The History of Miami International Airport -- Part Three  

The 1990s: The Decade of Big Hair Gave Way to the Decade of Bad Hair for Miami International Airport
There were indications as early as 1980 that maybe the deregulation of the airline industry was not the salvation for it that industry analysis initially thought it would be. In record time, regional carriers had a relatively short span at serving Miami's International Airport. Allegheny and Mohawk formed into U.S. Air (which later absorbed Piedmont), while North Central and Southern merged into Republic, which was swallowed up by Northwest, and lastly Ozark was absorbed by Trans World Airlines - - whew!

In July 1980, the first of three of Miami's legacy carriers to disappear from the radar scope was National Airlines. Merged into Pan American, National, truly a "native" Florida air line that boasted such slogans as "The Buccaneer Route", "The Airline of the Stars" and "I'm Linda, Fly Me!", ceased to operate its cheery "Sun King" emblazoned Douglas DC-10 and Boeing 727 fleet. No longer was this airline a fixture at Miami International Airport. A large part of Miami's heart and soul died when National flew off into aviation history.

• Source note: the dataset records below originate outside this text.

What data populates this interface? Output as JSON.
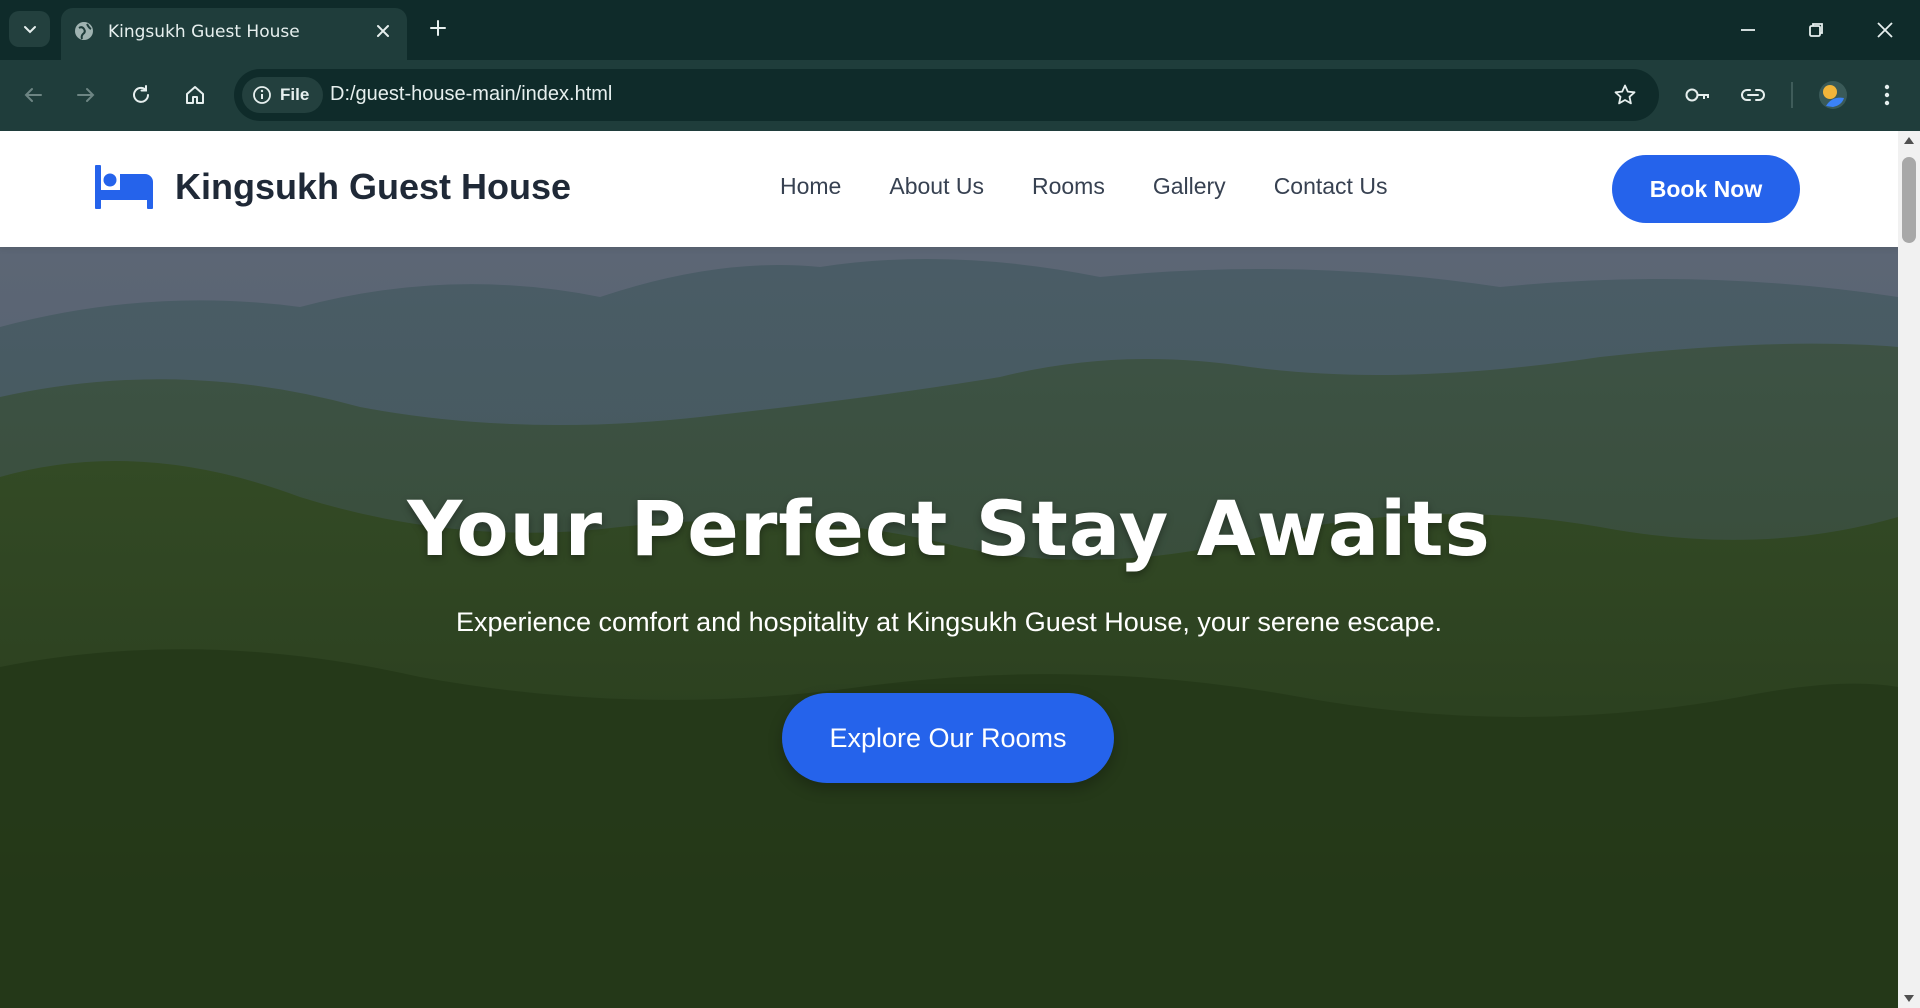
{
  "browser": {
    "tab_title": "Kingsukh Guest House",
    "site_chip_label": "File",
    "url": "D:/guest-house-main/index.html"
  },
  "site": {
    "brand_name": "Kingsukh Guest House",
    "nav": [
      "Home",
      "About Us",
      "Rooms",
      "Gallery",
      "Contact Us"
    ],
    "cta_label": "Book Now",
    "accent_color": "#2563eb"
  },
  "hero": {
    "title": "Your Perfect Stay Awaits",
    "subtitle": "Experience comfort and hospitality at Kingsukh Guest House, your serene escape.",
    "button_label": "Explore Our Rooms"
  }
}
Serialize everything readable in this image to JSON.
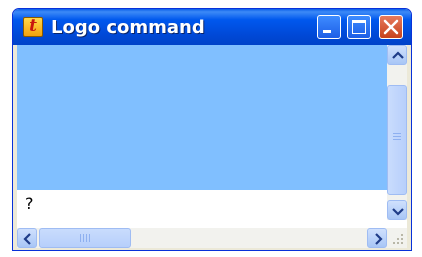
{
  "window": {
    "title": "Logo command",
    "app_icon": {
      "name": "logo-t-icon",
      "glyph": "t"
    },
    "controls": [
      "minimize",
      "maximize",
      "close"
    ]
  },
  "console": {
    "output_text": "",
    "output_background": "#80bfff",
    "prompt_text": "?"
  },
  "scrollbars": {
    "vertical": [
      "up",
      "down"
    ],
    "horizontal": [
      "left",
      "right"
    ]
  },
  "colors": {
    "titlebar": "#0058ee",
    "close_button": "#c7421c",
    "output_area": "#80bfff"
  }
}
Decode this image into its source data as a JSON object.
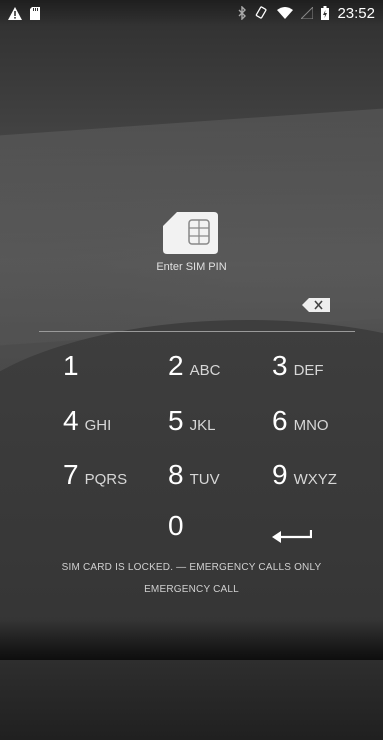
{
  "status_bar": {
    "time": "23:52",
    "left_icons": [
      "warning-icon",
      "sd-card-icon"
    ],
    "right_icons": [
      "bluetooth-icon",
      "rotate-icon",
      "wifi-icon",
      "no-signal-icon",
      "battery-icon"
    ]
  },
  "lock": {
    "prompt": "Enter SIM PIN",
    "icons": [
      "sim-card-icon",
      "backspace-icon"
    ]
  },
  "keypad": [
    {
      "digit": "1",
      "letters": ""
    },
    {
      "digit": "2",
      "letters": "ABC"
    },
    {
      "digit": "3",
      "letters": "DEF"
    },
    {
      "digit": "4",
      "letters": "GHI"
    },
    {
      "digit": "5",
      "letters": "JKL"
    },
    {
      "digit": "6",
      "letters": "MNO"
    },
    {
      "digit": "7",
      "letters": "PQRS"
    },
    {
      "digit": "8",
      "letters": "TUV"
    },
    {
      "digit": "9",
      "letters": "WXYZ"
    },
    {
      "digit": "0",
      "letters": ""
    }
  ],
  "enter_key": "enter-arrow-icon",
  "footer": {
    "status": "SIM CARD IS LOCKED. — EMERGENCY CALLS ONLY",
    "emergency_call": "EMERGENCY CALL"
  }
}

In 1959, Delta Airlines finished a major maintenance facility at Miami International Airport. By 1982, the airline moved its maintenance operation to Tampa International Airport. It was becoming apparent by the 1980's that domestic carriers were losing interest in Miami and moving their traffic further north in the Sunshine State, but international traffic continued to grow and thrive there during that decade nonetheless.

On July 3, 1984, "dereg darling" Air Florida also ceased to exist. The struggling carrier suffered its most major set back on January 13, 1982 when one of its Boeing 737's crashed into the Potomac River during take off in Washington D.C. due to an icing problem. Air Florida's fleet of DC-9's, Boeing 727's and DC-10's found themselves parked nose to nose along the ramp at their Miami based maintenance facility, inactive and ready to be traded to other carriers or sold for scrap.

The second major legacy carrier to disappear from Miami was the airline founded by flying ace Eddie Rickenbacker some six decades earlier. On January 18, 1991, Eastern Airlines ceased operations due in large part to heavy debt coupled with the dictatorial and visceral management style of corporate raider and President Frank Lorenzo as well as labor's unwillingness to bend to his continued attacks on the airline's assets and demands for labor concessions. "The Great Silver Fleet", "The Golden Falcon" and the "Whisperjet" joined National in what was becoming a natural selection in the American passenger airline industry that has left virtually no profitable operators left.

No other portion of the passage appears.